Por falar nisso, aqui como lá, existe o judicial review, ou seja, tanto o ato administrativo (ato por excelência do Poder Executivo) quanto o ato legislativo (ato por excelência do Poder Legislativo) estão sujeitados à revisão final do Poder Judiciário, constitucionalmente competente para declarar nulo o ato administrativo e, inconstitucional ou ilegal, a lei ou ato normativo. A tanto, denominam os estudiosos de supremacia do Judiciário, ou então de prevalência da Constituição (paramount law). Escolheu-se como guardiã da Constituição justamente a Suprema Corte.

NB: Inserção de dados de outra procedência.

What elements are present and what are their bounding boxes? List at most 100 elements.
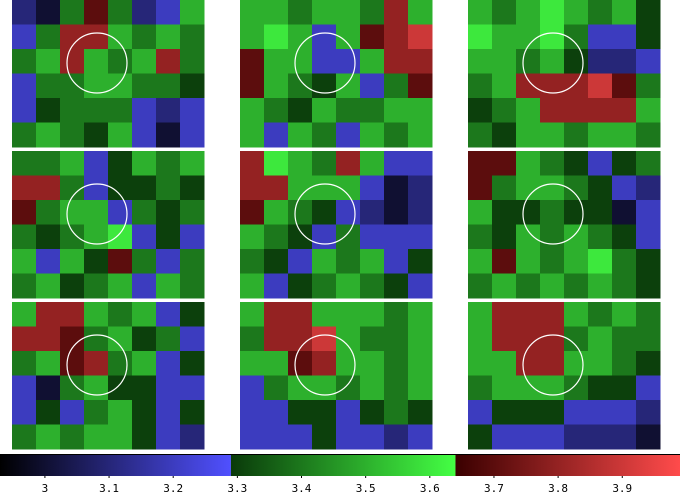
heatmap-cell	[36, 73, 61, 99]
heatmap-cell	[540, 98, 565, 123]
heatmap-cell	[540, 175, 565, 201]
heatmap-cell	[540, 400, 565, 425]
heatmap-cell	[588, 98, 613, 123]
heatmap-cell	[360, 49, 385, 74]
heatmap-cell	[312, 224, 337, 250]
heatmap-cell	[564, 98, 589, 123]
heatmap-cell	[312, 24, 337, 50]
heatmap-cell	[540, 0, 565, 25]
heatmap-cell	[84, 73, 109, 99]
heatmap-cell	[60, 375, 85, 401]
heatmap-cell	[636, 249, 661, 274]
heatmap-cell	[492, 200, 517, 225]
heatmap-cell	[636, 98, 661, 123]
heatmap-cell	[240, 151, 265, 176]
heatmap-cell	[156, 400, 181, 425]
heatmap-cell	[240, 302, 265, 327]
aperture-circle	[66, 183, 128, 245]
heatmap-cell	[84, 98, 109, 123]
aperture-circle	[66, 32, 128, 94]
heatmap-cell	[240, 0, 265, 25]
heatmap-cell	[180, 424, 205, 450]
heatmap-cell	[12, 273, 37, 299]
heatmap-cell	[156, 302, 181, 327]
heatmap-cell	[360, 273, 385, 299]
heatmap-cell	[492, 151, 517, 176]
heatmap-cell	[264, 224, 289, 250]
heatmap-cell	[240, 122, 265, 148]
heatmap-cell	[60, 151, 85, 176]
heatmap-cell	[636, 326, 661, 352]
heatmap-cell	[516, 273, 541, 299]
heatmap-cell	[588, 49, 613, 74]
heatmap-cell	[12, 224, 37, 250]
heatmap-cell	[84, 122, 109, 148]
heatmap-cell	[408, 122, 433, 148]
colorbar-tick-label: 3.5	[356, 482, 376, 495]
heatmap-cell	[132, 375, 157, 401]
heatmap-cell	[516, 200, 541, 225]
heatmap-cell	[360, 326, 385, 352]
heatmap-cell	[156, 175, 181, 201]
heatmap-cell	[564, 249, 589, 274]
heatmap-cell	[312, 326, 337, 352]
heatmap-cell	[588, 0, 613, 25]
heatmap-cell	[636, 24, 661, 50]
heatmap-cell	[612, 200, 637, 225]
heatmap-cell	[468, 424, 493, 450]
heatmap-cell	[84, 326, 109, 352]
heatmap-cell	[108, 0, 133, 25]
heatmap-cell	[36, 302, 61, 327]
colorbar-tick-label: 3.1	[99, 482, 119, 495]
heatmap-cell	[240, 400, 265, 425]
heatmap-cell	[108, 375, 133, 401]
heatmap-cell	[516, 151, 541, 176]
heatmap-cell	[516, 49, 541, 74]
heatmap-cell	[612, 98, 637, 123]
heatmap-cell	[540, 273, 565, 299]
heatmap-cell	[180, 400, 205, 425]
heatmap-cell	[360, 424, 385, 450]
heatmap-cell	[84, 0, 109, 25]
heatmap-cell	[240, 249, 265, 274]
heatmap-cell	[540, 375, 565, 401]
heatmap-cell	[540, 224, 565, 250]
heatmap-cell	[132, 49, 157, 74]
heatmap-cell	[588, 175, 613, 201]
heatmap-cell	[84, 375, 109, 401]
heatmap-cell	[336, 122, 361, 148]
heatmap-cell	[636, 400, 661, 425]
heatmap-cell	[132, 98, 157, 123]
heatmap-panel	[12, 0, 205, 148]
heatmap-cell	[132, 302, 157, 327]
heatmap-cell	[108, 302, 133, 327]
heatmap-cell	[588, 122, 613, 148]
heatmap-cell	[312, 73, 337, 99]
heatmap-cell	[492, 424, 517, 450]
heatmap-cell	[468, 351, 493, 376]
heatmap-cell	[636, 224, 661, 250]
heatmap-cell	[12, 151, 37, 176]
heatmap-cell	[312, 249, 337, 274]
colorbar-segment	[455, 455, 680, 476]
heatmap-cell	[264, 73, 289, 99]
heatmap-cell	[156, 24, 181, 50]
heatmap-cell	[132, 400, 157, 425]
heatmap-cell	[180, 0, 205, 25]
heatmap-cell	[408, 49, 433, 74]
heatmap-cell	[240, 273, 265, 299]
heatmap-cell	[312, 302, 337, 327]
heatmap-cell	[36, 375, 61, 401]
heatmap-cell	[612, 73, 637, 99]
heatmap-cell	[564, 224, 589, 250]
heatmap-cell	[564, 375, 589, 401]
colorbar-segment	[230, 455, 456, 476]
heatmap-cell	[588, 73, 613, 99]
heatmap-cell	[636, 73, 661, 99]
heatmap-cell	[108, 200, 133, 225]
heatmap-cell	[12, 326, 37, 352]
heatmap-cell	[12, 351, 37, 376]
heatmap-panel	[12, 151, 205, 299]
heatmap-cell	[60, 98, 85, 123]
heatmap-cell	[540, 302, 565, 327]
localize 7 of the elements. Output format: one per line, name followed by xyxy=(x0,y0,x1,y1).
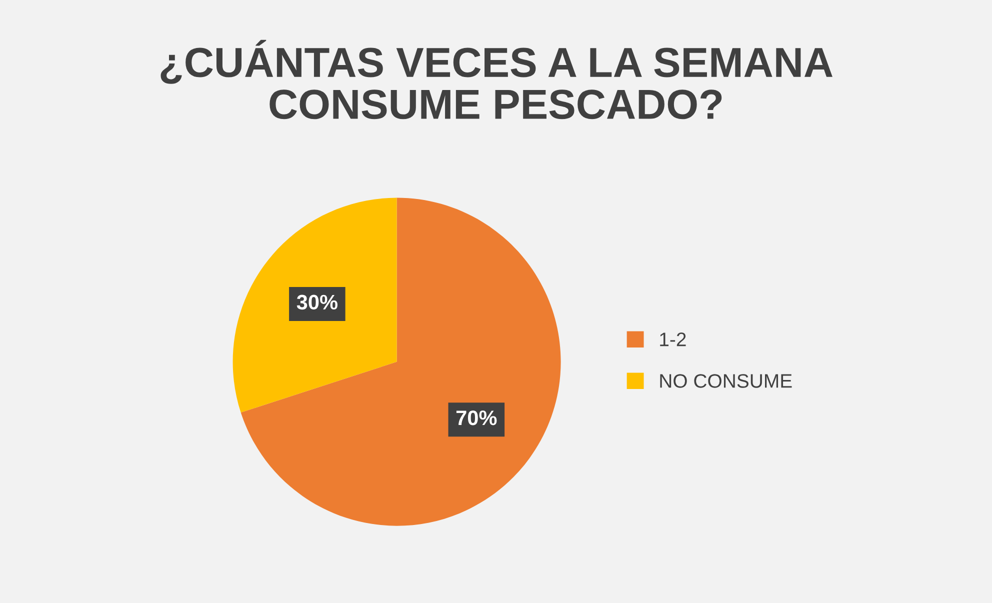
legend-label: 1-2 xyxy=(660,332,686,346)
data-label: 70% xyxy=(456,410,497,426)
legend-label: NO CONSUME xyxy=(660,374,792,388)
data-label: 30% xyxy=(296,294,338,310)
pie-slice xyxy=(232,198,397,412)
pie-slice xyxy=(240,198,561,526)
chart-title: ¿CUÁNTAS VECES A LA SEMANA CONSUME PESCADO? xyxy=(160,40,832,120)
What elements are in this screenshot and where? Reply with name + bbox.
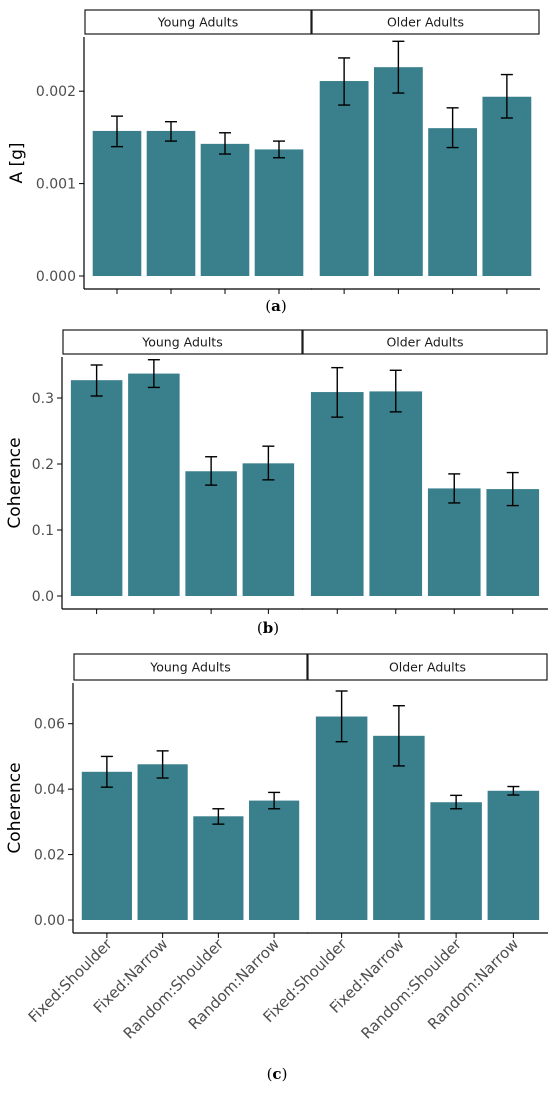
bar	[81, 771, 132, 920]
caption-paren-close: )	[273, 619, 279, 637]
bar	[70, 380, 123, 596]
y-tick-label: 0.00	[34, 913, 65, 929]
y-tick-label: 0.04	[34, 782, 65, 798]
bar	[200, 143, 250, 276]
caption-letter: a	[271, 297, 281, 315]
facet-strip	[73, 653, 308, 681]
facet-young-adults: Young Adults	[84, 9, 312, 294]
y-axis-title: Coherence	[5, 762, 25, 853]
bar	[486, 489, 540, 596]
y-tick-label: 0.06	[34, 717, 65, 733]
caption-paren-close: )	[282, 1065, 288, 1083]
caption-paren-close: )	[281, 297, 287, 315]
bar	[254, 149, 304, 276]
chart-panel-a: 0.000 0.001 0.002 A [g] Young Adults Older Ad…	[7, 9, 540, 315]
x-tick-label: Random:Shoulder	[358, 935, 466, 1043]
panel-caption: (a)	[265, 297, 286, 315]
facet-young-adults: Young AdultsFixed:ShoulderFixed:NarrowRa…	[25, 653, 308, 1043]
y-tick-label: 0.000	[36, 269, 76, 285]
bar	[487, 790, 540, 920]
bar	[92, 130, 142, 276]
bar	[428, 128, 478, 276]
bar	[430, 802, 482, 920]
y-tick-label: 0.2	[32, 457, 54, 473]
caption-paren-open: (	[257, 619, 263, 637]
panel-caption: (c)	[267, 1065, 288, 1083]
bar	[242, 463, 295, 596]
panel-caption: (b)	[257, 619, 279, 637]
facet-older-adults: Older Adults	[302, 329, 548, 614]
y-axis-title: Coherence	[5, 437, 25, 528]
y-tick-label: 0.002	[36, 84, 76, 100]
facet-strip	[311, 9, 540, 35]
caption-letter: b	[263, 619, 274, 637]
facet-strip	[84, 9, 312, 35]
facet-strip	[307, 653, 548, 681]
caption-paren-open: (	[267, 1065, 273, 1083]
facet-strip-label: Young Adults	[149, 660, 230, 675]
bar	[193, 816, 244, 920]
bar	[310, 392, 364, 596]
facet-strip-label: Older Adults	[387, 15, 464, 30]
facet-strip	[302, 329, 548, 355]
facet-older-adults: Older Adults	[311, 9, 540, 294]
bar	[369, 391, 423, 596]
facet-strip	[62, 329, 303, 355]
y-tick-label: 0.3	[32, 391, 54, 407]
caption-letter: c	[272, 1065, 281, 1083]
bar	[128, 373, 180, 596]
y-tick-label: 0.0	[32, 589, 54, 605]
bar	[319, 81, 369, 276]
y-tick-label: 0.02	[34, 848, 65, 864]
y-tick-label: 0.001	[36, 177, 76, 193]
caption-paren-open: (	[265, 297, 271, 315]
bar	[146, 130, 196, 276]
facet-strip-label: Older Adults	[389, 660, 466, 675]
facet-strip-label: Young Adults	[157, 15, 238, 30]
y-tick-label: 0.1	[32, 523, 54, 539]
facet-strip-label: Young Adults	[141, 335, 222, 350]
y-axis-title: A [g]	[7, 142, 27, 183]
x-tick-label: Random:Shoulder	[120, 935, 228, 1043]
bar	[137, 764, 188, 920]
bar	[427, 488, 481, 596]
bar	[249, 800, 300, 920]
bar	[185, 471, 237, 596]
facet-older-adults: Older AdultsFixed:ShoulderFixed:NarrowRa…	[259, 653, 548, 1043]
bar	[482, 96, 532, 276]
bar	[373, 67, 423, 277]
facet-young-adults: Young Adults	[62, 329, 303, 614]
facet-strip-label: Older Adults	[386, 335, 463, 350]
bar	[315, 716, 368, 920]
chart-panel-b: 0.0 0.1 0.2 0.3 Coherence Young Adults Older A…	[5, 329, 548, 637]
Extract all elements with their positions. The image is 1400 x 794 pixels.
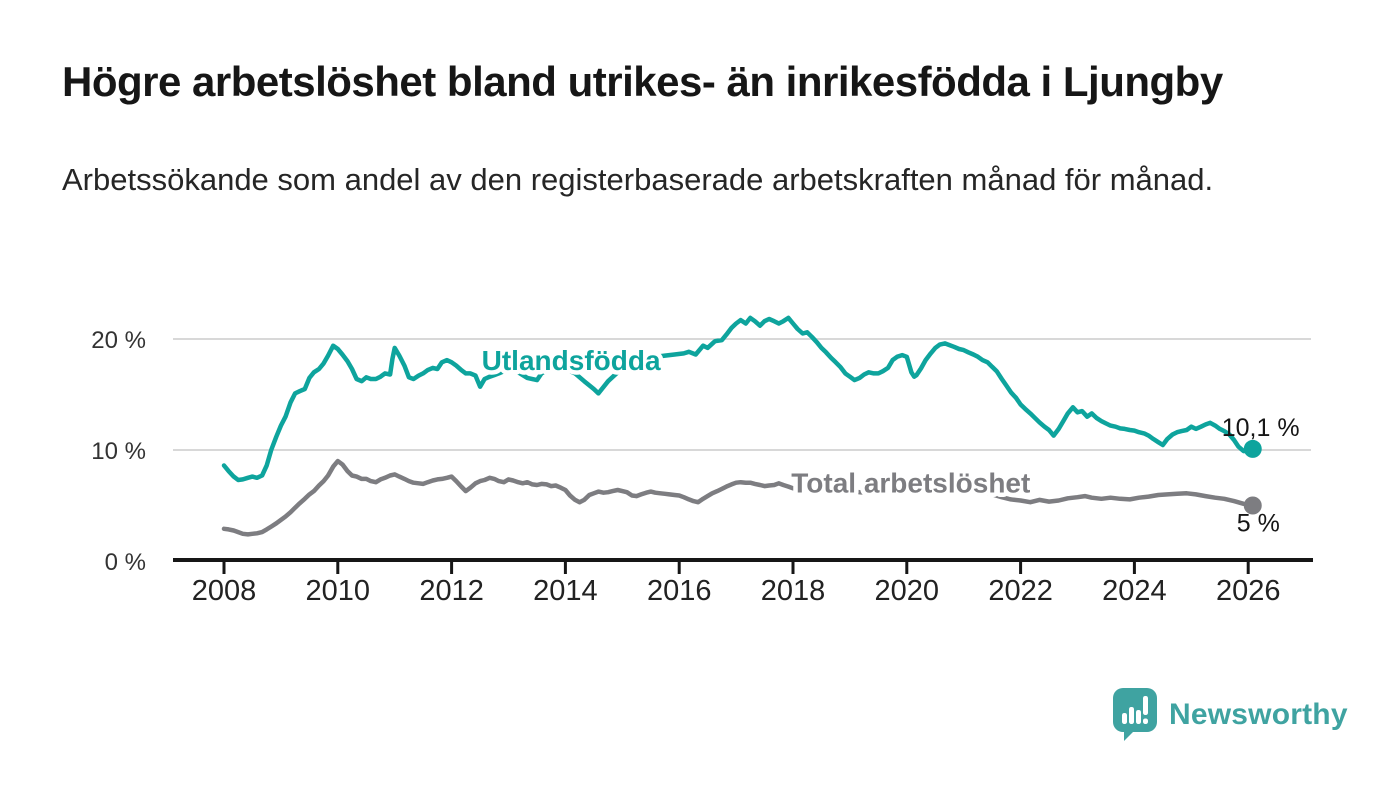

Dito isso, chega a ser risível o confronto entre poderes que alguns leguleios estão a proclamar quanto a ser possível ou não o Supremo decretar a perda de função pública ou mandato. Reza a lei penal que – em certos crimes – a condenação implica perda de mandato ou função pública, efeito da perda dos direitos políticos. A Constituição prevê, a sua vez, a perda do mandato do parlamentar cujos direitos políticos (votar, ser votado) conste mde sentença condenatória, irrecorrível, sem necessidade de manifestação do Congresso. E o faz sabiamente, porque é impensável que o funcionário público ou agente político que violar a lei e o Tesouro, seja por peculato ou improbidade administrativa, continuem em seus afazeres depois de condenados. Imagine-se o deputado João Paulo preso, mas a votar porque o deputado Marcos Maia – à revelia do Supremo – não quis submeter aos seus pares o processo de cassação do mandato do colega e correligionário. Seria a aplicação às avessas da Lei da Ficha Limpa, de iniciativa popular, esta sim soberana.

Uma última questão diz respeito às provas e ao anseio público. São chavões conhecidos dizer que “o que não está nos autos não está no mundo” (existiria uma antinomia entre a verdade real e a formal nos autos do processo) e que o juiz – escravo da lei – tem o dever de fechar os ouvidos aos “pedidos de condenação” das multidões (clamor público). Em primeiro lugar, o clamor público tem sua razão de ser e deve ser atendido. Quase sempre, mas nem sempre, é justo e nasce da indignação genuína do povo contra a conduta do réu (às vezes chega ao linchamento). No caso do mensalão o clamor público pela cessação da impunidade era mais do que válido e foi atendido (não no montante desejado). Inovação, não vi nenhuma! A teoria do domínio do fato foi sistematizada há 60 anos, mas sempre existiu. É por causa dela que a justiça alcança os mandantes dos mais diversos crimes. Sempre houve meios de pegá-los. Ainda bem.